En todo caso, la resolución adoptada por la Audiencia, estaba absolutamente justificada en razón a que no se sabía el momento aproximado en que el forense que emitió el primer informe podría comparecer, y la suspensión indefinida del enjuiciamiento generaba una indeseada dilación en la resolución del proceso. Asimismo, la practica de una nueva pericial sin oposición de las partes, era la solución más razonable y no generó indefensión alguno, desde el momento en que dicha prueba pudo ser sometida a contradicción y la defensa no solicitó plazo alguno para instruirse de esa prueba.
El motivo, por ello, se inadmite de conformidad con lo dispuesto en el art. 885.1º LECrim .
RECURSO DE Jose Ramón
OCTAVO.- En el único motivo de recurso, formalizado al amparo del art. 5.4 LOPJ , se invoca vulneración del derecho a la presunción de inocencia consagrado en el art. 24.2 CE .
A) Considera que no ha existido prueba de cargo suficiente para enervar la presunción de inocencia, al contar únicamente con la declaración del lesionado.
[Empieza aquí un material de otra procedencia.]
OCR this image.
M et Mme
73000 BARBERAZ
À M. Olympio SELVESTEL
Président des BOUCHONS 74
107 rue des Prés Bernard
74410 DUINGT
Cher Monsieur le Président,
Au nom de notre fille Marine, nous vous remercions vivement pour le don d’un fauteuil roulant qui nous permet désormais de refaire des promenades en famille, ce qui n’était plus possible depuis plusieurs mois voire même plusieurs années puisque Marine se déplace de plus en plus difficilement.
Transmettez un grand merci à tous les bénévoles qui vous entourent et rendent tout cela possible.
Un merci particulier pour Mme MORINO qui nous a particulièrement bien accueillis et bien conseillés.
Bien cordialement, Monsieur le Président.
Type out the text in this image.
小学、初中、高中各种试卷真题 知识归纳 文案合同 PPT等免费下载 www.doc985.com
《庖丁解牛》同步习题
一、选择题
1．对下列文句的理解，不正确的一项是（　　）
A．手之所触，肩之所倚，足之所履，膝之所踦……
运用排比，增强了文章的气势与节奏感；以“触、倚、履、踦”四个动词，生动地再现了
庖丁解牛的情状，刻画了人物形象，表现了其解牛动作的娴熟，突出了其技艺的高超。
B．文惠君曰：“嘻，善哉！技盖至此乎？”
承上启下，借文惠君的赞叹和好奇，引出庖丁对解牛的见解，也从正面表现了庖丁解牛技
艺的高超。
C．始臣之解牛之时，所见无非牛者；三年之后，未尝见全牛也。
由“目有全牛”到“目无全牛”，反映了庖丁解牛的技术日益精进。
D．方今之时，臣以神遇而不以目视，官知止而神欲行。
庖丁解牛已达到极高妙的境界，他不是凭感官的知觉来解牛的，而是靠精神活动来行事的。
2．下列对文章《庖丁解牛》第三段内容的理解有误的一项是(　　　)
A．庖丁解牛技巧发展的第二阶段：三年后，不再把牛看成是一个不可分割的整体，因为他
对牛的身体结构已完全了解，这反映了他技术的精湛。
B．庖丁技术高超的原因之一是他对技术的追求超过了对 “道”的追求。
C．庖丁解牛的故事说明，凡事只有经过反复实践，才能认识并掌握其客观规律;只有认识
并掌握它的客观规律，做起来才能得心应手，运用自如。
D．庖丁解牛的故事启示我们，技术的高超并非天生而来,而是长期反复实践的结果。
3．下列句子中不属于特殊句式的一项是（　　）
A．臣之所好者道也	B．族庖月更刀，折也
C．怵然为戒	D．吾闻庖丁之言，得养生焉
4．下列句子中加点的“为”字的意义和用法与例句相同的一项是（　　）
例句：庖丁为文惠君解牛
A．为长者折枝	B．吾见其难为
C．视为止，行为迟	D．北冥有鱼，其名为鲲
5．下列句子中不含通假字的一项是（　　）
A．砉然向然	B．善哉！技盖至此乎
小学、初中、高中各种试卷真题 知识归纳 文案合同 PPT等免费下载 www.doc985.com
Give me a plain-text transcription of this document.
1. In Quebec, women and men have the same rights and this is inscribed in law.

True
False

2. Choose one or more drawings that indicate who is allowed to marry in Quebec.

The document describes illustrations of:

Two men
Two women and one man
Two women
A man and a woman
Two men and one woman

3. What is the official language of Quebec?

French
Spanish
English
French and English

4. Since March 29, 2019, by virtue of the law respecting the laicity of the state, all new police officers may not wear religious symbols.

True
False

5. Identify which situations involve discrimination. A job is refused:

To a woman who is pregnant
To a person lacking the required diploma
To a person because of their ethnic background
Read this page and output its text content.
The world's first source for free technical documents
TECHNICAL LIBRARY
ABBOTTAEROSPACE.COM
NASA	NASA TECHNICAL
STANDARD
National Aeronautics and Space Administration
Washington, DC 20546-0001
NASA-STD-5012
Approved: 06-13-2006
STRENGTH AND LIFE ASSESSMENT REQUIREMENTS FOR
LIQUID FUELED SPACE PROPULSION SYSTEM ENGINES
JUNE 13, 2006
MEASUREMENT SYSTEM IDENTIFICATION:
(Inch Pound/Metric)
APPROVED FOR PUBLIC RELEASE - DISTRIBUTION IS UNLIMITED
B) Es de reiterar lo expresado al abordar el motivo primero del otro recurrente, dada la coincidencia en el planteamiento y desarrollo de ambos motivos. En todo caso respecto a la directa participación del recurrente en el hecho que se le imputa, se contó en efecto con la declaración del agredido, que días después de ocurrir los hechos reconoce a su agresor en la calle y en la vista oral identificó al recurrente sin duda como la persona que le golpeó. Se dispuso asimismo de la propia versión del acusado que reconoció hallarse en el local el día en que ocurrieron los hechos y formar parte del grupo de jóvenes que protagonizaron los incidentes, aunque niega haber sido el autor de la agresión a Baltasar , empleado del establecimiento. Las demás testificales aportaron también ciertos datos que corroboran periféricamente el testimonio de la víctima, así como la pericial que acredita las lesiones sufridas. En fin la Sala dispuso de prueba suficiente, validamente obtenida y practicada, para racionalmente concluir la directa participación del acusado en el hecho que se le atribuye, sin merma, por tanto, de su derecho a ser presumido inocente.
El recurso, por ello, se inadmite de conformidad con lo dispuesto en el art. 884.1º LECrim. En su consecuencia, procede adoptar la siguiente parte dispositiva:
Fallo
LA SALA ACUERDA: NO HABER LUGAR A LA ADMISIÓN del recurso de casación formalizado por los recurrentes, contra sentencia dictada por la Audiencia Provincial de origen, en la causa referenciada en el encabezamiento de esta resolución.
Las costas del recurso se imponen a la parte recurrente.
Así lo acordaron y firman los Excmos. Sres. que han constituido Sala para ver y decidir esta resolución.